Thirty minutes later, he’s returned with the tacos of my dreams. He sits by my side, watching me devour them in bed like an animal.
“Feeling better?” he asks.
“Much.”
“Good.” He smiles, then goes to the little plastic bag he got from the pharmacy and pulls out a small cardboard box. He presses it into my hands. “Given your symptoms, we might want to see what this has to say.”
I stare at the box. It’s a pregnancy test kit.
“Oh,” I say softly.
My mind races. When was my last period? I can’t remember.
Am I a week late? Two?
I've been so deep inside the album, inside the writing, inside this new life we've been building that I haven't been paying attention to my own body. I've been so busy being happy.
“Oh shit,” I whisper.
Two minutes later, we’re both in the bathroom. Waiting.
Two minutes has never lasted longer in my entire life.

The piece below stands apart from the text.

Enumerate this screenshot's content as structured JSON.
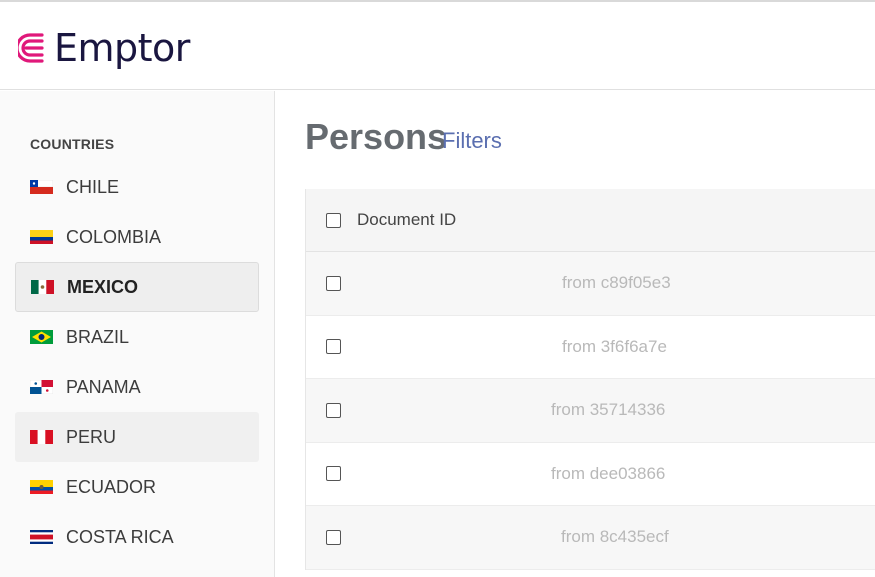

I sit on the edge of the bathtub and Walker sits beside me and neither of us looks at the test. We look at each other instead. His green eyes steady on mine.
And then we’re staring at two pink lines on the test kit.
I look up at him with huge eyes. “There’s a baby inside me.”
Walker’s arms come around my waist. His gaze is searching my face, but I can tell he’s trying really hard not to smile. “There’s a baby inside you. My baby.”
“Our baby,” I remind him. So bossy.
The smile breaks through. “Our baby.”
I start crying and laughing at the same time and then he’s holding me tight, kissing me everywhere. I can’t believe there’s a person inside me. Half Walker. Half me. A whole new soul.
I think about the summer. The fireworks. The music and lyrics. His hands on me. We made something beautiful that night together. And now we’ve made something else.
Someone else.
I can barely comprehend the weight of it.
The magic of it.
“Hey.” Walker touches my face. “You okay?”
“I'm so okay,” I say. “I'm the most okay I've ever been in my life. I don’t know how you managed to defeat the pill, though.”
“Super swimmers,” he says, eyes twinkling with joy and not a little male arrogance.
More like I probably wasn’t taking it at exactly the same time of day, but I let him have his moment.
His arms come around me and he holds on and I feel him laugh into my hair. He kisses me, then pulls back again to look at the test one more time like he needs to confirm it's still true.
“When do we tell Jonah?” I ask.
“Soon.”
I bite my lip. “What about the wedding?”
We’d been planning to get married in the spring. But, doing the math in my head, I’m either going to be extremely pregnant or literally giving birth.
“I guess we have to postpone,” I say.
He looks at me like I’m crazy. “Absolutely not.”
“Walker, I do not want my water to break at the altar.”
He laughs. “We’re not postponing. We’re moving it up. How’s this Saturday?”